第18話「名誉の回復:その三」

 統一暦一二〇六年十月二十二日。

 グライフトゥルム王国王都シュヴェーレンブルク、ラウシェンバッハ子爵邸。イリス・フォン・ラウシェンバッハ


 私たちはこれから平民街にあるマフィアのアジトを襲撃する。


 午前四時くらいに起床し、準備を整えた。

 私は銀色の鎧を身に着けた完全装備だが、マティアスは革鎧すら身に着けず、貴族らしい紋章が入ったチュニックを着ている。


「大丈夫なの、その格好で」


 流れ矢が飛んで来たらどうするのかと思い聞いてみた。


「カルラさんたちシャッテンがいるから問題ないよ。それに後のことを考えたらこの姿の方がいいんだ」


 衛士隊や住民たちに自分が貴族であることを明確に示しておき、無用な干渉や説明を防ぐ考えのようだ。

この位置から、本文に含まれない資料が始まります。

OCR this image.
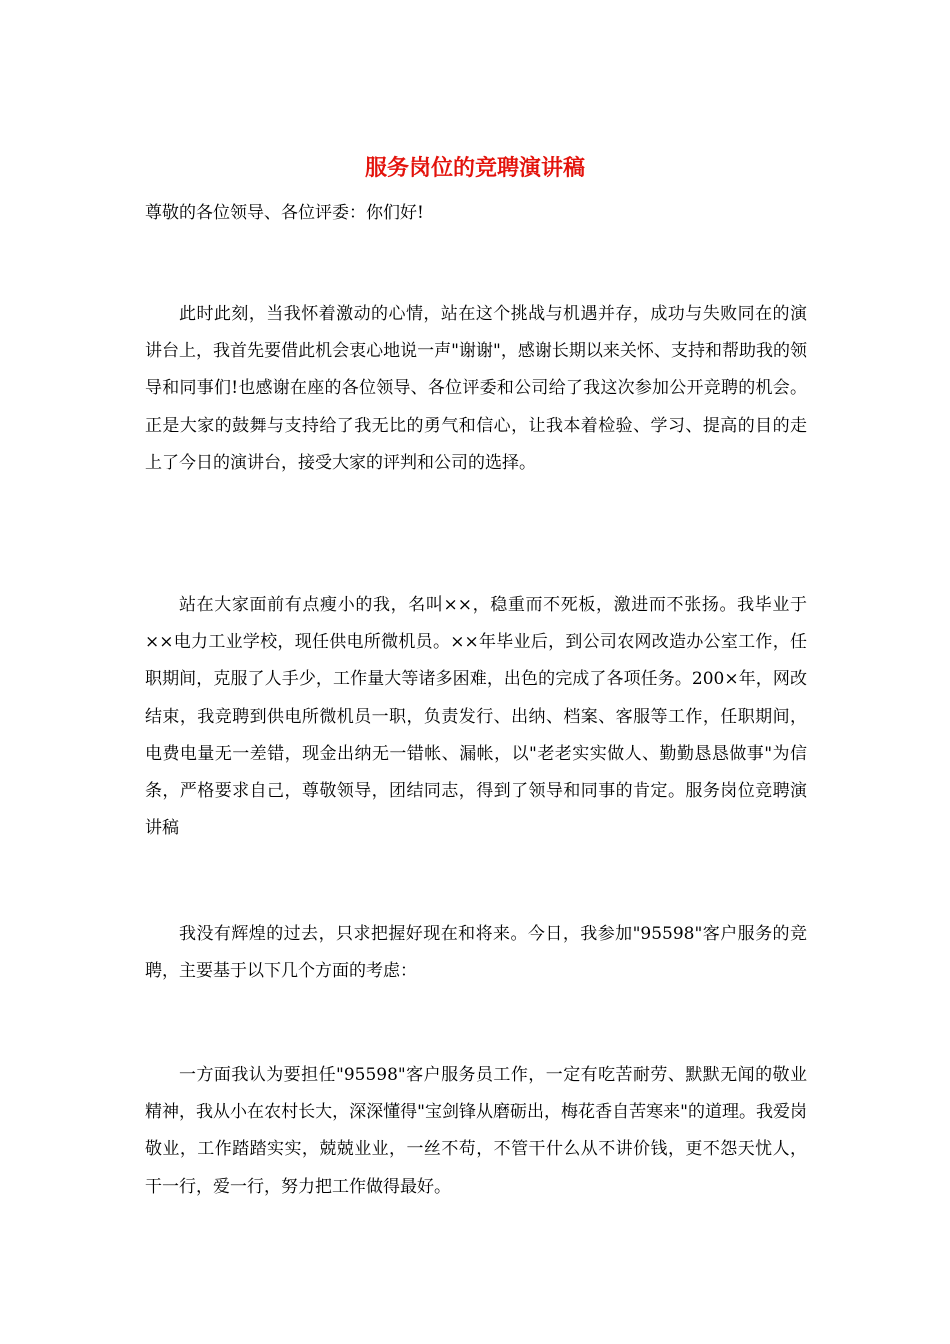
服务岗位的竞聘演讲稿

尊敬的各位领导、各位评委：你们好!

此时此刻，当我怀着激动的心情，站在这个挑战与机遇并存，成功与失败同在的演讲台上，我首先要借此机会衷心地说一声"谢谢"，感谢长期以来关怀、支持和帮助我的领导和同事们!也感谢在座的各位领导、各位评委和公司给了我这次参加公开竞聘的机会。正是大家的鼓舞与支持给了我无比的勇气和信心，让我本着检验、学习、提高的目的走上了今日的演讲台，接受大家的评判和公司的选择。

站在大家面前有点瘦小的我，名叫××，稳重而不死板，激进而不张扬。我毕业于××电力工业学校，现任供电所微机员。××年毕业后，到公司农网改造办公室工作，任职期间，克服了人手少，工作量大等诸多困难，出色的完成了各项任务。200×年，网改结束，我竞聘到供电所微机员一职，负责发行、出纳、档案、客服等工作，任职期间，电费电量无一差错，现金出纳无一错帐、漏帐，以"老老实实做人、勤勤恳恳做事"为信条，严格要求自己，尊敬领导，团结同志，得到了领导和同事的肯定。服务岗位竞聘演讲稿

我没有辉煌的过去，只求把握好现在和将来。今日，我参加"95598"客户服务的竞聘，主要基于以下几个方面的考虑：

一方面我认为要担任"95598"客户服务员工作，一定有吃苦耐劳、默默无闻的敬业精神，我从小在农村长大，深深懂得"宝剑锋从磨砺出，梅花香自苦寒来"的道理。我爱岗敬业，工作踏踏实实，兢兢业业，一丝不苟，不管干什么从不讲价钱，更不怨天忧人，干一行，爱一行，努力把工作做得最好。
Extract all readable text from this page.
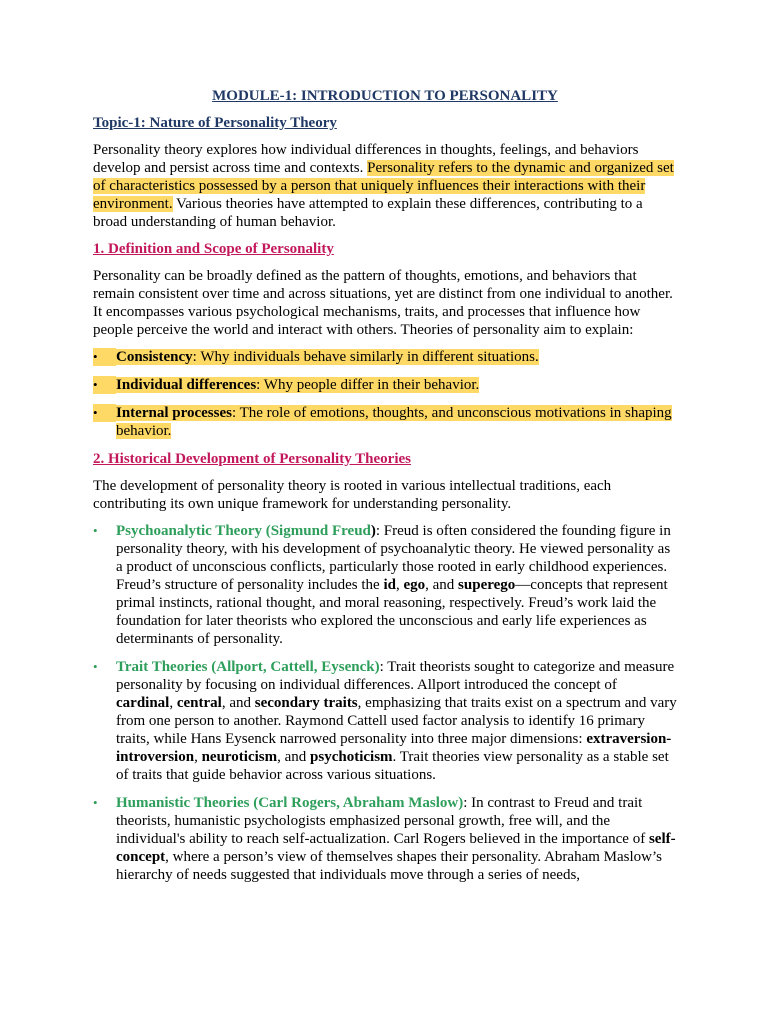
MODULE-1: INTRODUCTION TO PERSONALITY
Topic-1: Nature of Personality Theory

Personality theory explores how individual differences in thoughts, feelings, and behaviors develop and persist across time and contexts. Personality refers to the dynamic and organized set of characteristics possessed by a person that uniquely influences their interactions with their environment. Various theories have attempted to explain these differences, contributing to a broad understanding of human behavior.

1. Definition and Scope of Personality

Personality can be broadly defined as the pattern of thoughts, emotions, and behaviors that remain consistent over time and across situations, yet are distinct from one individual to another. It encompasses various psychological mechanisms, traits, and processes that influence how people perceive the world and interact with others. Theories of personality aim to explain:

•	Consistency: Why individuals behave similarly in different situations.
•	Individual differences: Why people differ in their behavior.
•	Internal processes: The role of emotions, thoughts, and unconscious motivations in shaping behavior.
2. Historical Development of Personality Theories

The development of personality theory is rooted in various intellectual traditions, each contributing its own unique framework for understanding personality.

•	Psychoanalytic Theory (Sigmund Freud): Freud is often considered the founding figure in personality theory, with his development of psychoanalytic theory. He viewed personality as a product of unconscious conflicts, particularly those rooted in early childhood experiences. Freud’s structure of personality includes the id, ego, and superego—concepts that represent primal instincts, rational thought, and moral reasoning, respectively. Freud’s work laid the foundation for later theorists who explored the unconscious and early life experiences as determinants of personality.
•	Trait Theories (Allport, Cattell, Eysenck): Trait theorists sought to categorize and measure personality by focusing on individual differences. Allport introduced the concept of cardinal, central, and secondary traits, emphasizing that traits exist on a spectrum and vary from one person to another. Raymond Cattell used factor analysis to identify 16 primary traits, while Hans Eysenck narrowed personality into three major dimensions: extraversion-introversion, neuroticism, and psychoticism. Trait theories view personality as a stable set of traits that guide behavior across various situations.
•	Humanistic Theories (Carl Rogers, Abraham Maslow): In contrast to Freud and trait theorists, humanistic psychologists emphasized personal growth, free will, and the individual's ability to reach self-actualization. Carl Rogers believed in the importance of self-concept, where a person’s view of themselves shapes their personality. Abraham Maslow’s hierarchy of needs suggested that individuals move through a series of needs,
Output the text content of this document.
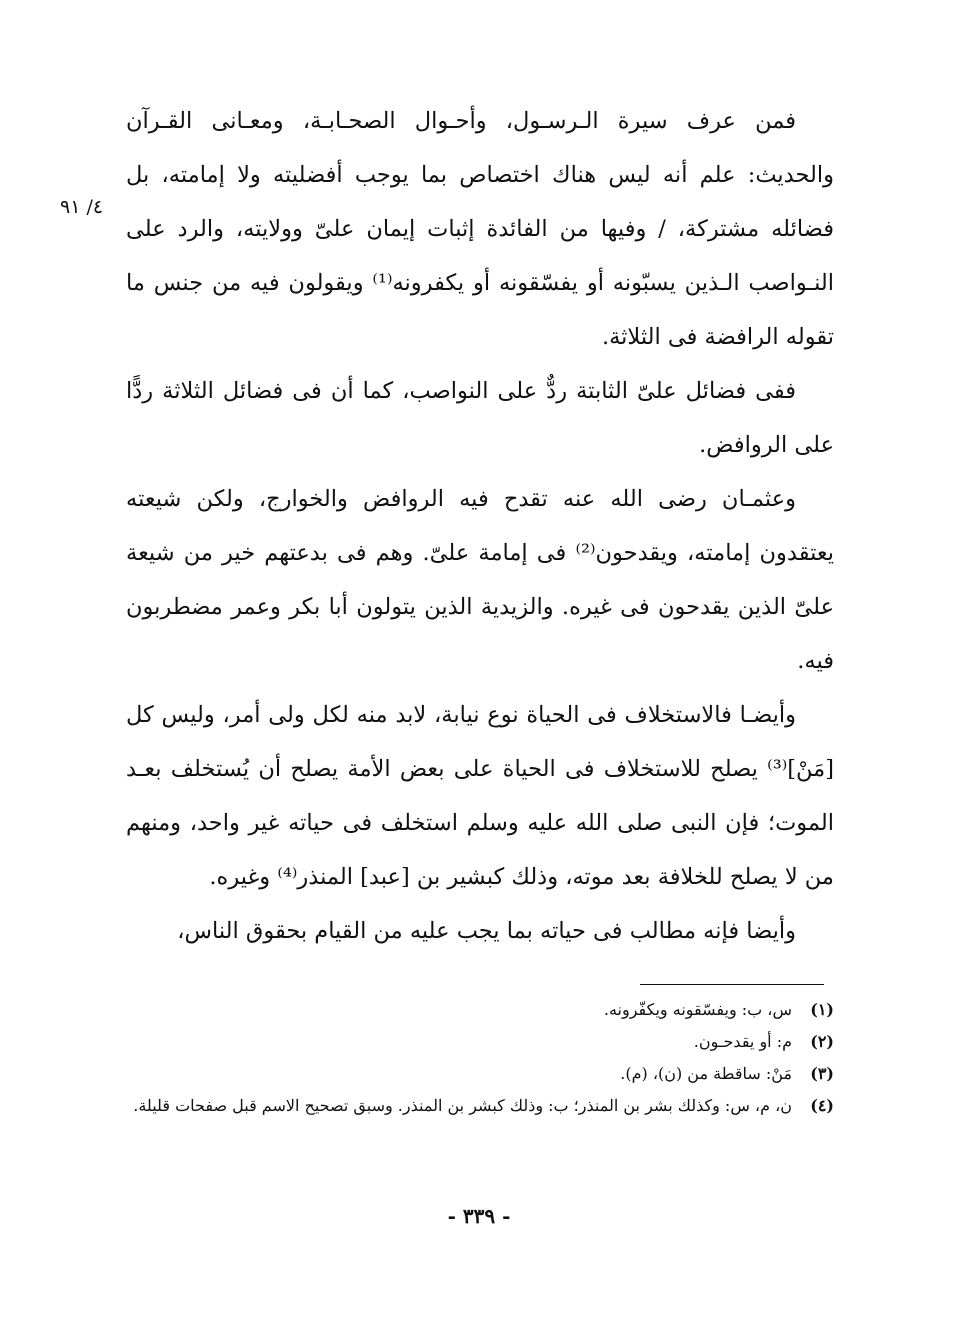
٤/ ٩١

فمن عرف سيرة الـرسـول، وأحـوال الصحـابـة، ومعـانى القـرآن والحديث: علم أنه ليس هناك اختصاص بما يوجب أفضليته ولا إمامته، بل فضائله مشتركة، / وفيها من الفائدة إثبات إيمان علىّ وولايته، والرد على النـواصب الـذين يسبّونه أو يفسّقونه أو يكفرونه⁽¹⁾ ويقولون فيه من جنس ما تقوله الرافضة فى الثلاثة.

ففى فضائل علىّ الثابتة ردٌّ على النواصب، كما أن فى فضائل الثلاثة ردًّا على الروافض.

وعثمـان رضى الله عنه تقدح فيه الروافض والخوارج، ولكن شيعته يعتقدون إمامته، ويقدحون⁽²⁾ فى إمامة علىّ. وهم فى بدعتهم خير من شيعة علىّ الذين يقدحون فى غيره. والزيدية الذين يتولون أبا بكر وعمر مضطربون فيه.

وأيضـا فالاستخلاف فى الحياة نوع نيابة، لابد منه لكل ولى أمر، وليس كل [مَنْ]⁽³⁾ يصلح للاستخلاف فى الحياة على بعض الأمة يصلح أن يُستخلف بعـد الموت؛ فإن النبى صلى الله عليه وسلم استخلف فى حياته غير واحد، ومنهم من لا يصلح للخلافة بعد موته، وذلك كبشير بن [عبد] المنذر⁽⁴⁾ وغيره.

وأيضا فإنه مطالب فى حياته بما يجب عليه من القيام بحقوق الناس،

(١)
س، ب: ويفسّقونه ويكفّرونه.
(٢)
م: أو يقدحـون.
(٣)
مَنْ: ساقطة من (ن)، (م).
(٤)
ن، م، س: وكذلك بشر بن المنذر؛ ب: وذلك كبشر بن المنذر. وسبق تصحيح الاسم قبل صفحات قليلة.
- ٣٣٩ -
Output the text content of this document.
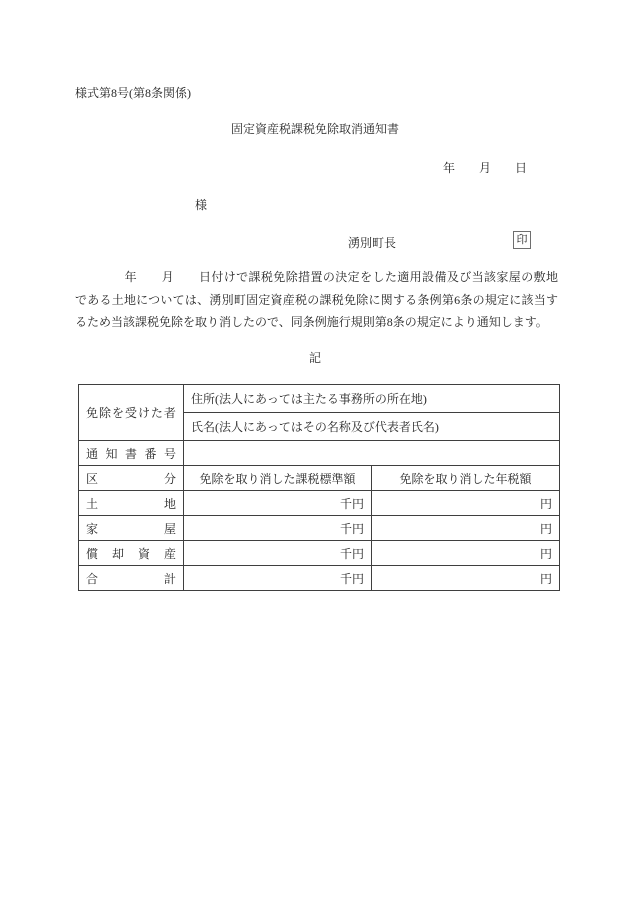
様式第8号(第8条関係)
固定資産税課税免除取消通知書
年　　月　　日
様
湧別町長	印
　　　　年　　月　　日付けで課税免除措置の決定をした適用設備及び当該家屋の敷地
である土地については、湧別町固定資産税の課税免除に関する条例第6条の規定に該当す
るため当該課税免除を取り消したので、同条例施行規則第8条の規定により通知します。
記
免 除 を 受 け た 者
	住所(法人にあっては主たる事務所の所在地)
	氏名(法人にあってはその名称及び代表者氏名)	

通 知 書 番 号		

区 分	免除を取り消した課税標準額	免除を取り消した年税額

土 地	千円	円

家 屋	千円	円

償 却 資 産	千円	円

合 計	千円	円
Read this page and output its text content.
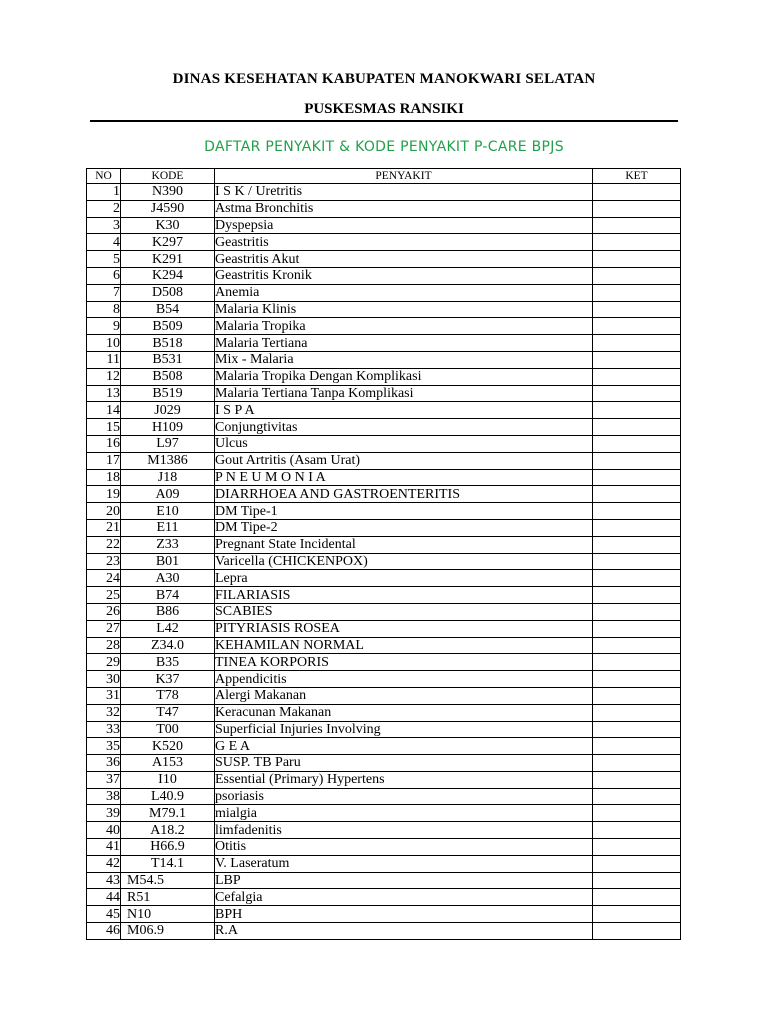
DINAS KESEHATAN KABUPATEN MANOKWARI SELATAN
PUSKESMAS RANSIKI
DAFTAR PENYAKIT & KODE PENYAKIT P-CARE BPJS
NO	KODE	PENYAKIT	KET
1	N390	I S K / Uretritis	
2	J4590	Astma Bronchitis	
3	K30	Dyspepsia	
4	K297	Geastritis	
5	K291	Geastritis Akut	
6	K294	Geastritis Kronik	
7	D508	Anemia	
8	B54	Malaria Klinis	
9	B509	Malaria Tropika	
10	B518	Malaria Tertiana	
11	B531	Mix - Malaria	
12	B508	Malaria Tropika Dengan Komplikasi	
13	B519	Malaria Tertiana Tanpa Komplikasi	
14	J029	I S P A	
15	H109	Conjungtivitas	
16	L97	Ulcus	
17	M1386	Gout Artritis (Asam Urat)	
18	J18	P N E U M O N I A	
19	A09	DIARRHOEA AND GASTROENTERITIS	
20	E10	DM Tipe-1	
21	E11	DM Tipe-2	
22	Z33	Pregnant State Incidental	
23	B01	Varicella (CHICKENPOX)	
24	A30	Lepra	
25	B74	FILARIASIS	
26	B86	SCABIES	
27	L42	PITYRIASIS ROSEA	
28	Z34.0	KEHAMILAN NORMAL	
29	B35	TINEA KORPORIS	
30	K37	Appendicitis	
31	T78	Alergi Makanan	
32	T47	Keracunan Makanan	
33	T00	Superficial Injuries Involving	
35	K520	G E A	
36	A153	SUSP. TB Paru	
37	I10	Essential (Primary) Hypertens	
38	L40.9	psoriasis	
39	M79.1	mialgia	
40	A18.2	limfadenitis	
41	H66.9	Otitis	
42	T14.1	V. Laseratum	
43	M54.5	LBP	
44	R51	Cefalgia	
45	N10	BPH	
46	M06.9	R.A	
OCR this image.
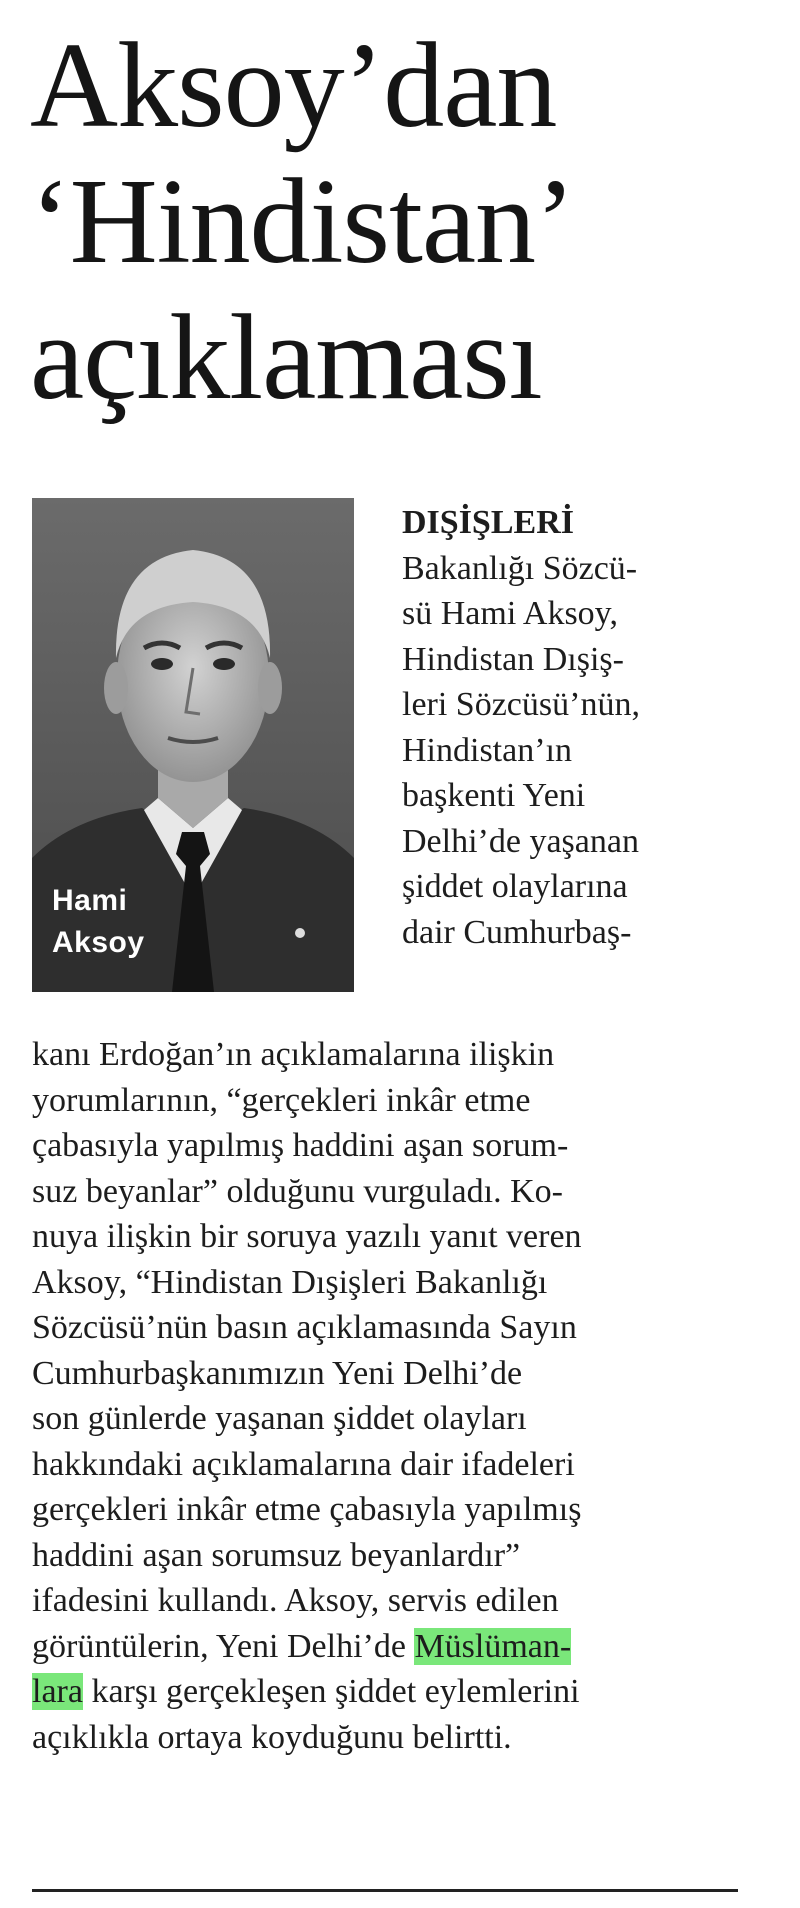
Aksoy’dan
‘Hindistan’
açıklaması
Hami
Aksoy
DIŞİŞLERİ
Bakanlığı Sözcü-
sü Hami Aksoy,
Hindistan Dışiş-
leri Sözcüsü’nün,
Hindistan’ın
başkenti Yeni
Delhi’de yaşanan
şiddet olaylarına
dair Cumhurbaş-
kanı Erdoğan’ın açıklamalarına ilişkin
yorumlarının, “gerçekleri inkâr etme
çabasıyla yapılmış haddini aşan sorum-
suz beyanlar” olduğunu vurguladı. Ko-
nuya ilişkin bir soruya yazılı yanıt veren
Aksoy, “Hindistan Dışişleri Bakanlığı
Sözcüsü’nün basın açıklamasında Sayın
Cumhurbaşkanımızın Yeni Delhi’de
son günlerde yaşanan şiddet olayları
hakkındaki açıklamalarına dair ifadeleri
gerçekleri inkâr etme çabasıyla yapılmış
haddini aşan sorumsuz beyanlardır”
ifadesini kullandı. Aksoy, servis edilen
görüntülerin, Yeni Delhi’de Müslüman-
lara karşı gerçekleşen şiddet eylemlerini
açıklıkla ortaya koyduğunu belirtti.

 午前五時前、黒獣猟兵団五十名が屋敷の中庭に整列している。

 まだ夜明けまでは一時間半ほどと、深夜ともいえる時間であるため、マティアスが静かに「出発」と告げると、誰一人声を出すことなく歩き始める。


 私と夫、カルラたちシャッテン以外は漆黒のマントを身に纏っており、ところどころにある街灯の光を受けて、影が動いているような不気味さがあった。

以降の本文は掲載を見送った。